My Great-Grandparents

Now we will go up to Nickelsville, Virginia, in the area of the Addington Frame Church.  This was where my great-grandfather, Joseph Washington Napoleon Bonaparte Addington was from.  He was married to my great-grandmother, whose name was Sarah McKilgore.  They were my mother's grandparents. Their daughter, Nancy Elizabeth Addington was my grandmother.

 

Grandma’s Corncob Pipe

I never saw my great-grandfather, but I can remember my great-grandmother very well.  She was getting pretty old and had been crippled with a stroke.  She was not able to walk and was in a wheelchair.  She would roll her chair up in front of the fireplace and smoke her pipe.  I think it was a corncob pipe and the stem was every bit one-foot long.  She was the first woman I ever saw smoking tobacco.  The tobacco was homemade.
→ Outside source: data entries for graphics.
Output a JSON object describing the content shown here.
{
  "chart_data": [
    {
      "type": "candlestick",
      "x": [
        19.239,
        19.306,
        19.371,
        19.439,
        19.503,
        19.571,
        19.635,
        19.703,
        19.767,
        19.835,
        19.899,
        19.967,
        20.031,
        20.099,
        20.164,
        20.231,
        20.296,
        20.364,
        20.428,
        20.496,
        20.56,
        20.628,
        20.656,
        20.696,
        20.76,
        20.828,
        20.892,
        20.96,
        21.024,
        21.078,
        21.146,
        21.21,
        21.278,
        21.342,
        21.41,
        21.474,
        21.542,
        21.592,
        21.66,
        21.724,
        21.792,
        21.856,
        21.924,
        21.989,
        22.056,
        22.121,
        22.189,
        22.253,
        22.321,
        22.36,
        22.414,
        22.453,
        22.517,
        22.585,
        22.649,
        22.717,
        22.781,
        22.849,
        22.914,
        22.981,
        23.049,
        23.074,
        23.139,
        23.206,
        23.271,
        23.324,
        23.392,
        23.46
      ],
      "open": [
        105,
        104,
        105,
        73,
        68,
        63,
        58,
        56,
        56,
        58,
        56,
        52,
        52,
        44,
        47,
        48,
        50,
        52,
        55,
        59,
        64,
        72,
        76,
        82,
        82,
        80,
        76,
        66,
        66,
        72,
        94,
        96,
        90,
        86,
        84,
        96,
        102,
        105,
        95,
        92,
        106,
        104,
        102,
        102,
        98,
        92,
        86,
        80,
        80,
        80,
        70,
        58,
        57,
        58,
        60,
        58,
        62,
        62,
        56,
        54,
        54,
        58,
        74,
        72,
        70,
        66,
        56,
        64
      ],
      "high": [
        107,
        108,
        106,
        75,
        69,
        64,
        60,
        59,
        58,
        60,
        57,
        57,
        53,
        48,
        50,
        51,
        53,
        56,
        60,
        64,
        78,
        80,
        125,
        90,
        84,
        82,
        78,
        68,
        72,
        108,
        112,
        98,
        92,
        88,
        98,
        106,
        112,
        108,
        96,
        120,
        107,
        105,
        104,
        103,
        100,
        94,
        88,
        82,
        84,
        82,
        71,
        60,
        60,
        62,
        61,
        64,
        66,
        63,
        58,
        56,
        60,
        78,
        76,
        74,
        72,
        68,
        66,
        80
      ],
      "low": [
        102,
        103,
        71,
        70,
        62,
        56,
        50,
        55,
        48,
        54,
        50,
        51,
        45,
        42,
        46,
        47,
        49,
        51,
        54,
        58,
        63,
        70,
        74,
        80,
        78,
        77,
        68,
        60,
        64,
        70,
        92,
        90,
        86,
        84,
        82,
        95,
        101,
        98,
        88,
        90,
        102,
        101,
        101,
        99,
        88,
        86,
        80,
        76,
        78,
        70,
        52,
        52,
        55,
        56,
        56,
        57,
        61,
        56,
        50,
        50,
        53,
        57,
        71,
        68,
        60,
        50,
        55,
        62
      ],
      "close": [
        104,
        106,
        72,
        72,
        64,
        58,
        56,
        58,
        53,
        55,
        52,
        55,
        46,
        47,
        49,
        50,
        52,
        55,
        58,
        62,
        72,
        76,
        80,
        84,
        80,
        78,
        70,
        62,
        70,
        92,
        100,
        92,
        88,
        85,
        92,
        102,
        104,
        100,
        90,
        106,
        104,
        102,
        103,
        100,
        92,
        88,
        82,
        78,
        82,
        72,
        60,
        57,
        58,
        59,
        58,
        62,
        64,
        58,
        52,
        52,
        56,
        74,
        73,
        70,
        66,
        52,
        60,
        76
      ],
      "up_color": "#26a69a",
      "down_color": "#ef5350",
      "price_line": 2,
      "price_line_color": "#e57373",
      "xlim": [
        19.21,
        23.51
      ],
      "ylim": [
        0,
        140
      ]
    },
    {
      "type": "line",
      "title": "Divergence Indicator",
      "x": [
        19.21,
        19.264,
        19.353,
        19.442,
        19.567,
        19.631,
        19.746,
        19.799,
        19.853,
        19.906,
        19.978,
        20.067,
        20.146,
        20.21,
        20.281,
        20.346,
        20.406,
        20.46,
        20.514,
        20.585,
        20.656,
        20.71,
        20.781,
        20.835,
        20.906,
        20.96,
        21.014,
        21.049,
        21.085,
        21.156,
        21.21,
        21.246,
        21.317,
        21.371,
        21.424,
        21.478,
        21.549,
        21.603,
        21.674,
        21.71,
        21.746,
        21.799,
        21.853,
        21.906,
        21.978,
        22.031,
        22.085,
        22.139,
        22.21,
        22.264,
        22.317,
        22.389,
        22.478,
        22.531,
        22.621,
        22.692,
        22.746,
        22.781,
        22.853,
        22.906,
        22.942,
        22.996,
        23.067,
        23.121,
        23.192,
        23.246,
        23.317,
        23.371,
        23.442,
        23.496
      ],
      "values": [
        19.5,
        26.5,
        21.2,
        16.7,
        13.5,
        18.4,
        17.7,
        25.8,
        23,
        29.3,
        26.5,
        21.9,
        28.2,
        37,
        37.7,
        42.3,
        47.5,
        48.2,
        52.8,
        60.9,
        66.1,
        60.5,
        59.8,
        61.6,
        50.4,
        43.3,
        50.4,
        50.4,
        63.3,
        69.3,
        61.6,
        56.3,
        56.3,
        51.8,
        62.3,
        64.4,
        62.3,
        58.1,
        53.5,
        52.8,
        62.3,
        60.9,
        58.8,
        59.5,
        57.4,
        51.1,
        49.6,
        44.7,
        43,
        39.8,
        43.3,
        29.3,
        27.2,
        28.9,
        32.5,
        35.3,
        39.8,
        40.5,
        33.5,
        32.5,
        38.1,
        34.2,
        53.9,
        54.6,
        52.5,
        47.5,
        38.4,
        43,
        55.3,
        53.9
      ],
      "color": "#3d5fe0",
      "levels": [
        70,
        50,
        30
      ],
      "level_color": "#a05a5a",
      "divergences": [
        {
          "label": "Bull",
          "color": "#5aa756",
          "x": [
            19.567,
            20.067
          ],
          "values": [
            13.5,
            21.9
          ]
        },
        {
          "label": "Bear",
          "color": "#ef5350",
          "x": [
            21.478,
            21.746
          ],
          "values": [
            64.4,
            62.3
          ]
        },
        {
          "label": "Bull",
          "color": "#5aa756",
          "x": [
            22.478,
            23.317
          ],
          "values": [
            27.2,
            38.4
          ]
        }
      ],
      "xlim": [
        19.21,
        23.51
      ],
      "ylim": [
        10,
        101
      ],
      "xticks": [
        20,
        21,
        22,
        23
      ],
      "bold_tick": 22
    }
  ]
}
This is the place she lived when she passed away.  My Mammie-Mee and her brothers took care of her. 

 

Mammie-Mee

Mammie-Mee was what we called my grandmother Porter. (imageShe was a beautiful woman with black hair and fair skin like my mommy.  After my grandfather, Charles Walter Porter passed away, I have been told that several young men in the area wanted to date her but she remained loyal to the memory of her husband.

They said, so my mommy told me, that he was hurting so badly and they thought he had locked bowels.  They gave him a dose of quick silver and he died.  It was his appendix that busted but people didn't know about appendix back then. 

My grandmother, Nancy Elizabeth Addington was married on September 20, 1894, to Charles Walter Porter, who was from Russell County.  They were not married very long when my grandfather died, leaving my grandmother before their child was born.  Their child was my mother, Myrtle Charles Porter.  My grandmother never married again.  So, my mother was their only child. She was born July 24, 1895.

 

At The Horseshoe Bend

The house where my grandmother lived was in the Horseshoe Bend area of Copper Creek just below the Addington Frame Church.  This is where they all went to church.  The creek just about circled this house and land area.  I think this house was built by my great grandfather Addington.  I recall my mother talking about the house being built when she was a little girl.  There was an older home that was just a few yards away from the newer one.  I can remember seeing part of it before it was torn down. 

 

Great Uncles

Going back to where my grandmother lived.  She had two brothers, Henry K. and Bent Addington, (image) who were never married.  After my grandfather died, they just all lived together at the home place.  She did the housework and cooking and her brothers did the farming.